Firefox OS Won't Arrive in USA Until 2014

During the D: Dive Into Mobile conference on Monday, Mozilla CEO Gary Kovacs said that Firefox OS will begin rolling out in June across five countries: Venezuela, Poland, Brazil, Portugal and Spain. By the end of the year, the new mobile platform will be in an additional eleven countries, none of which will be the United States.

Unfortunately, North Americans looking to purchase a local smartphone packed with Mozilla's new Firefox OS won't see them on the market until 2014. Why? Because unlike the rest of the world, Silicon Valley sees everything through high-end devices, he said.

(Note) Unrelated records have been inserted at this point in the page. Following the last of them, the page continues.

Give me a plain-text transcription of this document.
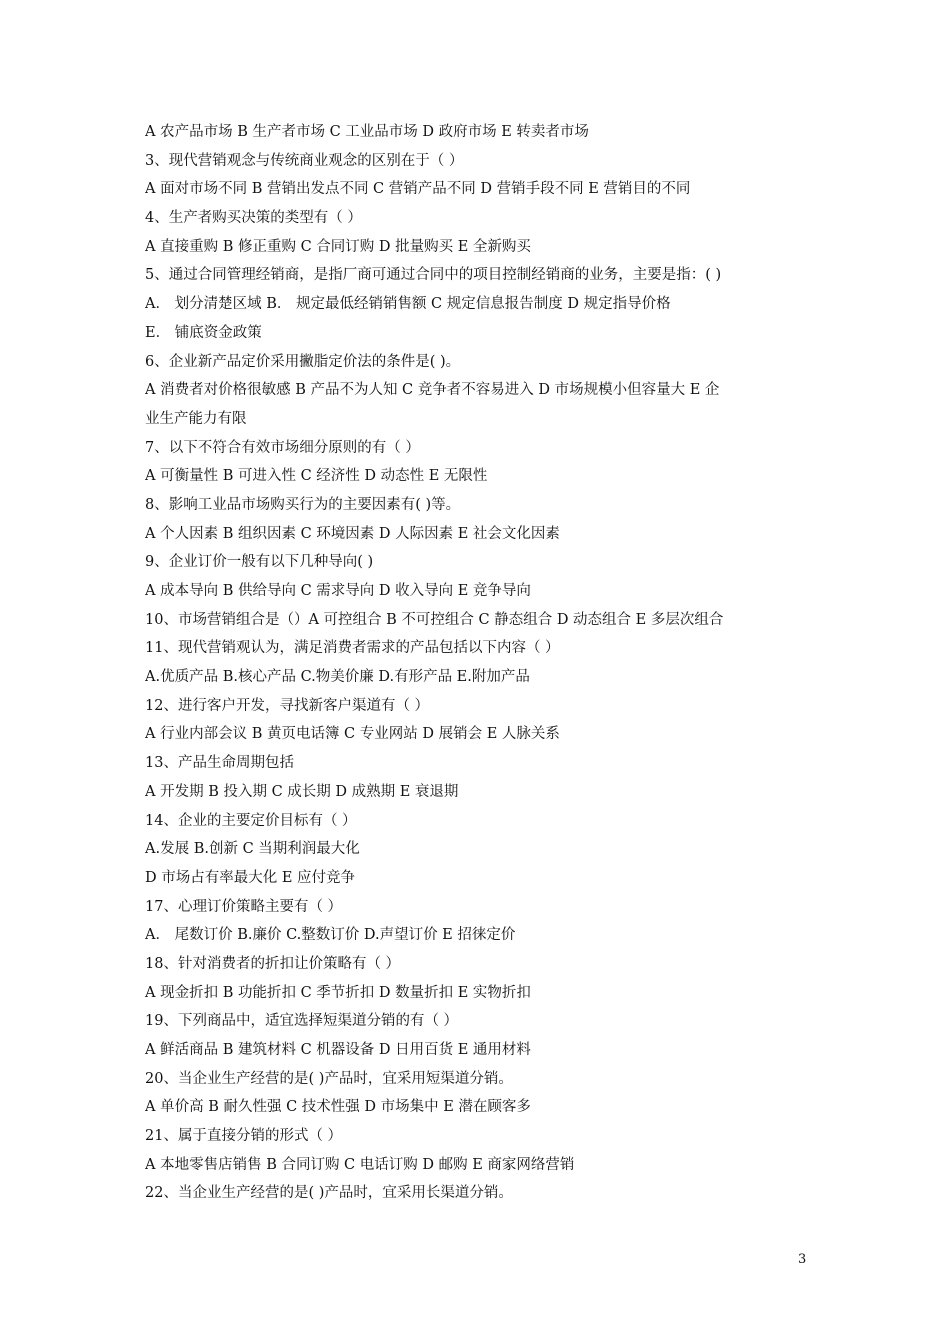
A 农产品市场 B 生产者市场 C 工业品市场 D 政府市场 E 转卖者市场
3、现代营销观念与传统商业观念的区别在于（ ）
A 面对市场不同 B 营销出发点不同 C 营销产品不同 D 营销手段不同 E 营销目的不同
4、生产者购买决策的类型有（ ）
A 直接重购 B 修正重购 C 合同订购 D 批量购买 E 全新购买
5、通过合同管理经销商，是指厂商可通过合同中的项目控制经销商的业务，主要是指：( )
A． 划分清楚区域 B． 规定最低经销销售额 C 规定信息报告制度 D 规定指导价格
E． 铺底资金政策
6、企业新产品定价采用撇脂定价法的条件是( )。
A 消费者对价格很敏感 B 产品不为人知 C 竞争者不容易进入 D 市场规模小但容量大 E 企
业生产能力有限
7、以下不符合有效市场细分原则的有（ ）
A 可衡量性 B 可进入性 C 经济性 D 动态性 E 无限性
8、影响工业品市场购买行为的主要因素有( )等。
A 个人因素 B 组织因素 C 环境因素 D 人际因素 E 社会文化因素
9、企业订价一般有以下几种导向( )
A 成本导向 B 供给导向 C 需求导向 D 收入导向 E 竞争导向
10、市场营销组合是（）A 可控组合 B 不可控组合 C 静态组合 D 动态组合 E 多层次组合
11、现代营销观认为，满足消费者需求的产品包括以下内容（ ）
A.优质产品 B.核心产品 C.物美价廉 D.有形产品 E.附加产品
12、进行客户开发，寻找新客户渠道有（ ）
A 行业内部会议 B 黄页电话簿 C 专业网站 D 展销会 E 人脉关系
13、产品生命周期包括
A 开发期 B 投入期 C 成长期 D 成熟期 E 衰退期
14、企业的主要定价目标有（ ）
A.发展 B.创新 C 当期利润最大化
D 市场占有率最大化 E 应付竞争
17、心理订价策略主要有（ ）
A． 尾数订价 B.廉价 C.整数订价 D.声望订价 E 招徕定价
18、针对消费者的折扣让价策略有（ ）
A 现金折扣 B 功能折扣 C 季节折扣 D 数量折扣 E 实物折扣
19、下列商品中，适宜选择短渠道分销的有（ ）
A 鲜活商品 B 建筑材料 C 机器设备 D 日用百货 E 通用材料
20、当企业生产经营的是( )产品时，宜采用短渠道分销。
A 单价高 B 耐久性强 C 技术性强 D 市场集中 E 潜在顾客多
21、属于直接分销的形式（ ）
A 本地零售店销售 B 合同订购 C 电话订购 D 邮购 E 商家网络营销
22、当企业生产经营的是( )产品时，宜采用长渠道分销。
3
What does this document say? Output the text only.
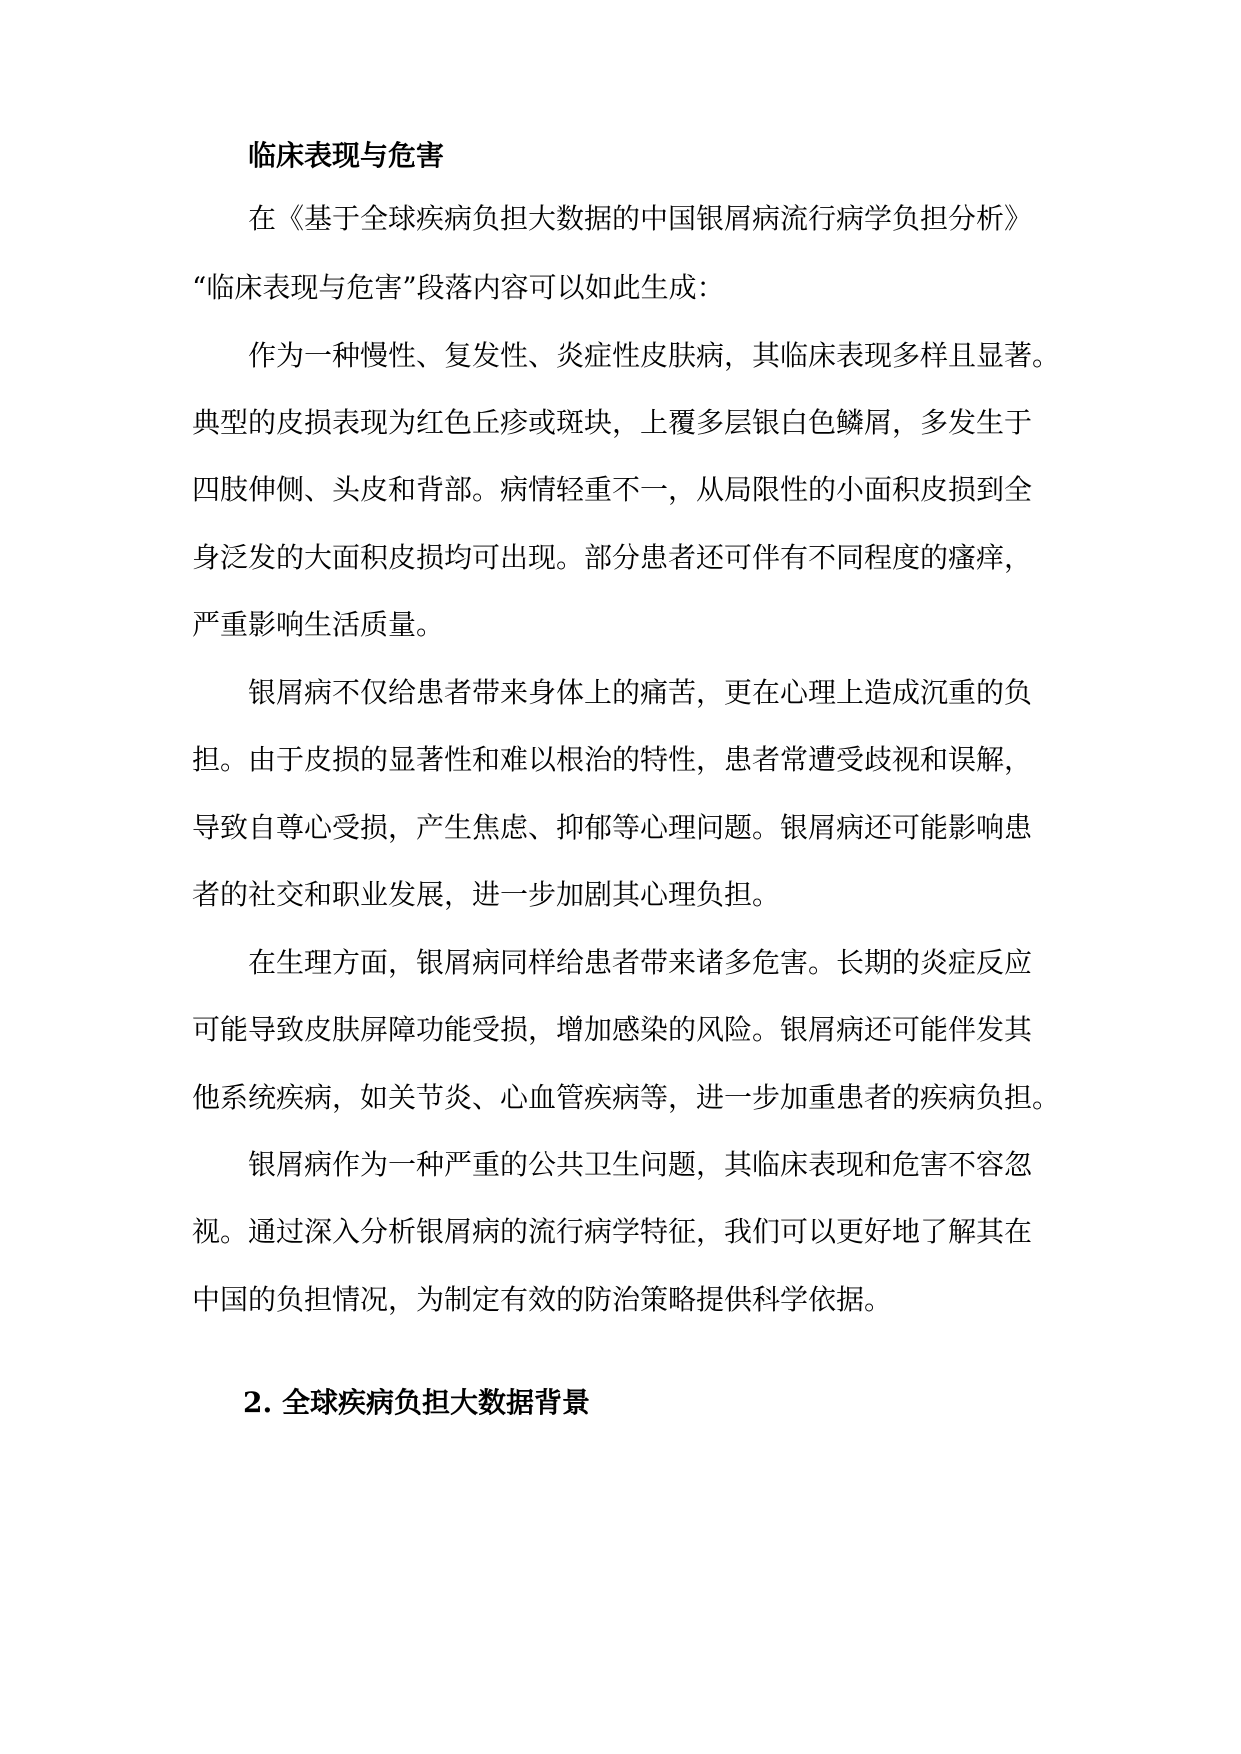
临床表现与危害
在《基于全球疾病负担大数据的中国银屑病流行病学负担分析》
“临床表现与危害”段落内容可以如此生成：
作为一种慢性、复发性、炎症性皮肤病，其临床表现多样且显著。
典型的皮损表现为红色丘疹或斑块，上覆多层银白色鳞屑，多发生于
四肢伸侧、头皮和背部。病情轻重不一，从局限性的小面积皮损到全
身泛发的大面积皮损均可出现。部分患者还可伴有不同程度的瘙痒，
严重影响生活质量。
银屑病不仅给患者带来身体上的痛苦，更在心理上造成沉重的负
担。由于皮损的显著性和难以根治的特性，患者常遭受歧视和误解，
导致自尊心受损，产生焦虑、抑郁等心理问题。银屑病还可能影响患
者的社交和职业发展，进一步加剧其心理负担。
在生理方面，银屑病同样给患者带来诸多危害。长期的炎症反应
可能导致皮肤屏障功能受损，增加感染的风险。银屑病还可能伴发其
他系统疾病，如关节炎、心血管疾病等，进一步加重患者的疾病负担。
银屑病作为一种严重的公共卫生问题，其临床表现和危害不容忽
视。通过深入分析银屑病的流行病学特征，我们可以更好地了解其在
中国的负担情况，为制定有效的防治策略提供科学依据。
2. 全球疾病负担大数据背景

"In the short term, we’re launching in emerging markets where Firefox is particularly strong," he said. "It didn’t make sense for us to launch a version-one device around the world."

The comments were made during an on-stage Q&A with hosts Ina Fried and Walt Mossberg. During the session, Ina asked a very important question: why would someone choose a Firefox OS device over a low-end Android phone? Kovacs' response wasn't exactly direct, and came in the form of the rollout plan.

"In the early days -- by the way, we're talking about a version 1.0 product -- our whole mission is to stimulate the ecosystem, just like we did with the desktop browser," he said. "Once the standards were set, connected users exploded. In the short term, it'll be brand appeal -- we're launching in areas where Firefox has good brand recognition."

Thus, by the time Mozilla is ready to introduce Firefox OS to the North American market, the base ecosystem will be well established and maybe even competitive with Google's Android and Apple's iOS. The biggest advantage Mozilla's platform will have over the competition will be its heavy support for HTML5 apps which will communicate directly to hardware via JavaScript. HTML5 on Android and iOS is supported via Chrome and Safari.

As reported last week, Kovacs is stepping down as Mozilla's CEO later this year after filling the position for less than three. Mozilla will begin searching for a replacement immediately, and Kovacs said he would remain on Mozilla's board once he steps down as CEO.

"The project today is led by experienced teams, set on a strong foundation financially and operationally, and with a clear path to the future," he said. "It is my confidence in this team that makes this the right time for me to move on to the next phase of my personal journey. I will stay on as an active member of Mozilla’s board of directors — so I am staying within the family to help as much as I can."